Conventional education in evidence-based practice should be revised to reflect the new tools and techniques that platforms are contributing to speed up knowledge discovery, dissemination and translation. Traditional educational resources should be re-evaluated in light of the innovative sources of information and knowledge that are being generated through new platform-supported partnerships for prevention, promotion and policy-making in health.

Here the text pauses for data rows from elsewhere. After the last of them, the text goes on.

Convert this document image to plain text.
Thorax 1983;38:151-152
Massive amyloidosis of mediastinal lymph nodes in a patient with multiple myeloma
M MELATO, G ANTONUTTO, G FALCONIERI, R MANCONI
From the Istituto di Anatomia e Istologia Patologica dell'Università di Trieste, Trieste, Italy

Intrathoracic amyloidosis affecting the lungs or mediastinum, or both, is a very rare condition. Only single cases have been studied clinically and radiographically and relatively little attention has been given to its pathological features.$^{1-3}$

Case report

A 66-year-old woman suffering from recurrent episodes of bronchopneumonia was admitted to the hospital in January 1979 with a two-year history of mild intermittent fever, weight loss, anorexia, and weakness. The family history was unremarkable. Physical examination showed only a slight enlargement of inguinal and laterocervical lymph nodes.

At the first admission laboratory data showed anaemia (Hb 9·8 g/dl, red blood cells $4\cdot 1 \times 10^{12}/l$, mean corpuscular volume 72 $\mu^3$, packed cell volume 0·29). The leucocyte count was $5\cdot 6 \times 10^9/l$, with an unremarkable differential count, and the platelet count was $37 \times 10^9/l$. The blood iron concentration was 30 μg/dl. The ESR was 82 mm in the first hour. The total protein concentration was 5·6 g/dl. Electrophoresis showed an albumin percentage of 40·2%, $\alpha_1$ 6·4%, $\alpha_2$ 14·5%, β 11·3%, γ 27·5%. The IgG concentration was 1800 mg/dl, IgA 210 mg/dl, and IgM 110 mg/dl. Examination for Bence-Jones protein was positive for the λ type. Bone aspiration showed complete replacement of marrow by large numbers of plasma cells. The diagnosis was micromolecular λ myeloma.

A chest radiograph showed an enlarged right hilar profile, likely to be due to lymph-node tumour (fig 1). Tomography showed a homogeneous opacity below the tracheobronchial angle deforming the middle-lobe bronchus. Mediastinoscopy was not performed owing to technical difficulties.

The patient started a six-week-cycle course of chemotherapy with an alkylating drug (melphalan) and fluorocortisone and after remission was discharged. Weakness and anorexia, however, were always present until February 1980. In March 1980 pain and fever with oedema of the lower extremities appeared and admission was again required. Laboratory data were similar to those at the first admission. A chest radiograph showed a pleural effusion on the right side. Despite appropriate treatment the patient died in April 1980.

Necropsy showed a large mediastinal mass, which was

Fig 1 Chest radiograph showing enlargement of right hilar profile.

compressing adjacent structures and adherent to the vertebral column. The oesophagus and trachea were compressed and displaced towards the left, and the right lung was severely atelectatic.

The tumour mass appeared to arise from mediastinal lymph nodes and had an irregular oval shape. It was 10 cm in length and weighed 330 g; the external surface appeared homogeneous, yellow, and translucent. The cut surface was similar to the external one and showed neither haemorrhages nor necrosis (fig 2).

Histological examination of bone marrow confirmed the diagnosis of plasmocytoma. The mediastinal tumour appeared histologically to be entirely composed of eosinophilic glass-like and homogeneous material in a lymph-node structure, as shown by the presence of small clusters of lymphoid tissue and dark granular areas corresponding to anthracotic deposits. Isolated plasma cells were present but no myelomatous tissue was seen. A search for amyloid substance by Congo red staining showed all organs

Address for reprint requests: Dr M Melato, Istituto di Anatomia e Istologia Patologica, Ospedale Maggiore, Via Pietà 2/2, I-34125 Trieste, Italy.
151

Educational uses of public health platforms need to address some interesting aspects of implementation and evaluation. The way these aspects are addressed will vary, depending on the level of education for which professional recognition is sought. As an example, the use of social media platforms has begun to take hold as an informal tool for clinicians’ just-in-time learning; however, it is difficult to recognise such learning as a form of continuing professional development without new tools and techniques to assess the learning that has occurred.42 Another concern is how to ensure safe and ethical engagement, from the perspectives of learners, educators, researchers, patients, and other people who interact on the platform. Although this issue is not unique to health profession education,43 it is complicated by the overlay of health data privacy laws which may block access to patient data for learners who are not a treating clinical or a named researcher. Another area for attention is finding the optimal interplay between learning experiences in silico and learning experiences in vivo; while platforms are a site of very real activity in health, this issue has some commonalities with simulation in health education.44
Public health platforms enable many different interest groups to collaborate - and to compete - in leveraging digital health data, information and knowledge, at speed, on a global scale. This is changing the design and delivery of healthcare services, as well as the design and dissemination of the research that underpins safety and quality in healthcare. Health professionals need learning and development opportunities that build their capabilities to work amid these changes with more sophistication than ever before.